To ensure that all high school graduates are prepared for postsecondary education and work, governors and business and education leaders must develop a comprehensive plan for their states to: Restore value to the high school diploma by revising academic standards, upgrading curricula and coursework, and developing assessments that align with the expectations of college and the workplace. Redesign the American high school to provide all students with the higher-level knowledge and skills, educational options, and support they must have to succeed. Give high school students the excellent teachers and principals they need by ensuring teachers and principals have the necessary knowledge and skills and by offering incentives to attract and retain the best and brightest to the neediest schools and subjects.
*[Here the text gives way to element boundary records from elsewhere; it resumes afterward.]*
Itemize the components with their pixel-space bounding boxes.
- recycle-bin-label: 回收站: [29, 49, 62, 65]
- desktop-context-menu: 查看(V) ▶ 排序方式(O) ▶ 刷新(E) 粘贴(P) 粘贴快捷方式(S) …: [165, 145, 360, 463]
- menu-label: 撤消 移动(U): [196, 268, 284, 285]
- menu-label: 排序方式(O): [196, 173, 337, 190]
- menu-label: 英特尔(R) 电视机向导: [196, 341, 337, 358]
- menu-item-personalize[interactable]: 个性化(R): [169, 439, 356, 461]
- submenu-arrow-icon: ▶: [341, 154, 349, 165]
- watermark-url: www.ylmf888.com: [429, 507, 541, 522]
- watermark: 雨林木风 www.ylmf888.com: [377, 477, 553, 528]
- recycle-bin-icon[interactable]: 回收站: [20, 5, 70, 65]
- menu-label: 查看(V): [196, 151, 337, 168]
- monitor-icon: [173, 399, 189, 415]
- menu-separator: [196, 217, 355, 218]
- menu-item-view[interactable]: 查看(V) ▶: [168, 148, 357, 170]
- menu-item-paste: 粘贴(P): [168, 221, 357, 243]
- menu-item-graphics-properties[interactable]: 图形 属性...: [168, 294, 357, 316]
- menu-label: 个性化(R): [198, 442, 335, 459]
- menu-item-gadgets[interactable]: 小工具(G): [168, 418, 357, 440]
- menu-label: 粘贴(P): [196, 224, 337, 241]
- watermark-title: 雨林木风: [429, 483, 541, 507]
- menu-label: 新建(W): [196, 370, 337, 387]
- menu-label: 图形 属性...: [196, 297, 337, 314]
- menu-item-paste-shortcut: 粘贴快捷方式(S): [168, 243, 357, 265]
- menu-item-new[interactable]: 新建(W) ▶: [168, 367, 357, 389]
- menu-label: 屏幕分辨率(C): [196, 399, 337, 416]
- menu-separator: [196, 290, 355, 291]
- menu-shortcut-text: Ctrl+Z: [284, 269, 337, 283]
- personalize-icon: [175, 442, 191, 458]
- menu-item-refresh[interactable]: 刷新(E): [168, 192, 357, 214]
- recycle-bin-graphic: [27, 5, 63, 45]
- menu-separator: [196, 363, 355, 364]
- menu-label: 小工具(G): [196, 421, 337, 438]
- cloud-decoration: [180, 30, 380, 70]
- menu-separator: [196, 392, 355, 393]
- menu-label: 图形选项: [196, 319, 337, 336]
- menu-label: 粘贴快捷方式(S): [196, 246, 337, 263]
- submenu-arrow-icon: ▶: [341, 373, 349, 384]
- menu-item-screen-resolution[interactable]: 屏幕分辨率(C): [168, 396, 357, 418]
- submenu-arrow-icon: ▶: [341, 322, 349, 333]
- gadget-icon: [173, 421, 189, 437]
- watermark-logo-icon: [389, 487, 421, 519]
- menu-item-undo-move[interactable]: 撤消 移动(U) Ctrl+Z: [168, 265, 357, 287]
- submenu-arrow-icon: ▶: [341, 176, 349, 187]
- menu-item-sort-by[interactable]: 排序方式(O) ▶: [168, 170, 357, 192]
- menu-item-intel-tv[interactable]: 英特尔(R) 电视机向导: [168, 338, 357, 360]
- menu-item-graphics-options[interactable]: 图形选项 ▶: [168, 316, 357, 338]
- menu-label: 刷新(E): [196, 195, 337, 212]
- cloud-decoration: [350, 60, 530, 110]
Hold high schools and colleges accountable for student success by setting meaningful benchmarks, intervening in low-performing schools and demanding increased accountability of postsecondary institutions. Streamline educational governance so that the K-12 and postsecondary systems work more closely together.

Download a PDF file of the full action agenda. http://www.2005summit.org/en_US/pdf/actionagenda.pdf

A Call to Action

This action agenda is ambitious, but the need for action has never been more clear or urgent. Governors and state leaders can neither implement all of the ideas overnight nor change the education system on their own. The business community must be a strong advocate for needed reforms and a consistent supporter of the education and political leaders who are implementing them. Parents and taxpayers must continue to demand change. Postsecondary education leaders also must get more involved. Most important, local education officials and the teachers and principals who work in our high schools must rise to the challenge and help lead the way.

We must not let the difficulty of the task sway us from taking the right course. We owe it to our youth and our nation to redesign the American high school and make it a cutting-edge institution once again. The future health of our economy and democracy depends on our answering this call to action.